The other part of SD-WAN is when we do that we put a box on the customer site. That box is not a physical router anymore or firewall. In the past we had to source this firewall from Cisco, maybe Juniper, all these boxes standing on top of the other and not really speaking to each other. Now we put one server, a generic server, at the customer site and that server can run, in software, the different applications as network functions virtualization so we deliver the network function, it's virtualized and running on one and the same server.
UBB: Switching gears, what are Colt's dark fiber plans? Are you expanding?
PC: We call it our fiber network and our network is one of the services we provide on top of that. On top of that fiber network we provide dark fiber, which is the lowest service. It's really just fiber. Or Internet or IP, if you go up the stack. So our fiber network is really our reason of existence. It's our biggest investment and it's our biggest differentiator. Without our fiber network, I'm not sure what we actually are. We have over 25,000 fiber-connected buildings on Colt-owned fiber that we have put in the ground in Europe and Asia. It's definitely very, very key in our strategy. It's the focal point of our strategy because that's where everything starts.
Thanks to that fiber we are able to guarantee high quality because we are responsible end-to-end. We are able to guarantee an interesting price. We do not have to depend on incumbents who might have an incentive to keep some of their revenue high. We don't depend on that. We can disrupt the market. We can fill it up on all the potential of the fiber by giving the ability to upgrade to high bandwidth. We're not depending on anyone.
How is fiber part of your expansion plans?

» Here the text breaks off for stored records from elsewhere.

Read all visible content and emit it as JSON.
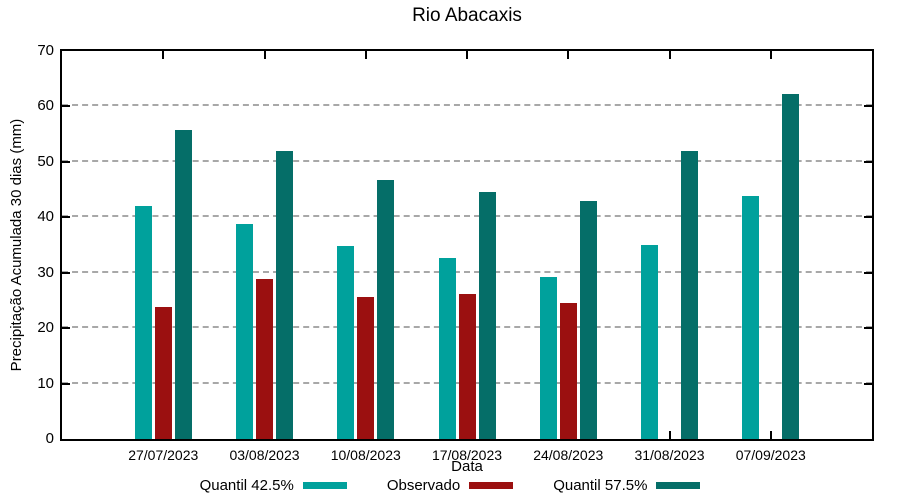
{
  "chart_data": {
    "type": "bar",
    "title": "Rio Abacaxis",
    "xlabel": "Data",
    "ylabel": "Precipitação Acumulada 30 dias (mm)",
    "categories": [
      "27/07/2023",
      "03/08/2023",
      "10/08/2023",
      "17/08/2023",
      "24/08/2023",
      "31/08/2023",
      "07/09/2023"
    ],
    "series": [
      {
        "name": "Quantil 42.5%",
        "color": "#00A19C",
        "values": [
          42.1,
          38.8,
          34.9,
          32.7,
          29.3,
          35.0,
          43.8
        ]
      },
      {
        "name": "Observado",
        "color": "#9B1010",
        "values": [
          23.8,
          28.9,
          25.6,
          26.2,
          24.5,
          null,
          null
        ]
      },
      {
        "name": "Quantil 57.5%",
        "color": "#056E68",
        "values": [
          55.8,
          51.9,
          46.8,
          44.5,
          43.0,
          51.9,
          62.3
        ]
      }
    ],
    "ylim": [
      0,
      70
    ],
    "yticks": [
      0,
      10,
      20,
      30,
      40,
      50,
      60,
      70
    ],
    "grid": "horizontal-dashed",
    "legend_position": "bottom"
  },
  "style_colors": {
    "grid": "#a8a8a8",
    "axis": "#000000",
    "background": "#ffffff"
  }
}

PC: We have two types of expansion plans. We are expanding in depth, so that means in a particular city we are investing a considerable amount of money in connecting more buildings. Last year, we might have had 24,000 buildings; now it's 25,000. We had hundreds and hundreds of connected buildings per year. That's all based on our dark fiber passing new buildings or passing into new areas in a city or new buildings being added onto existing fiber that was running in the street but the building was not connected. This is really the DNA of what we do.
The other element is the geographical expansion. For the moment I cannot say anything. We will inform you when we have some news there.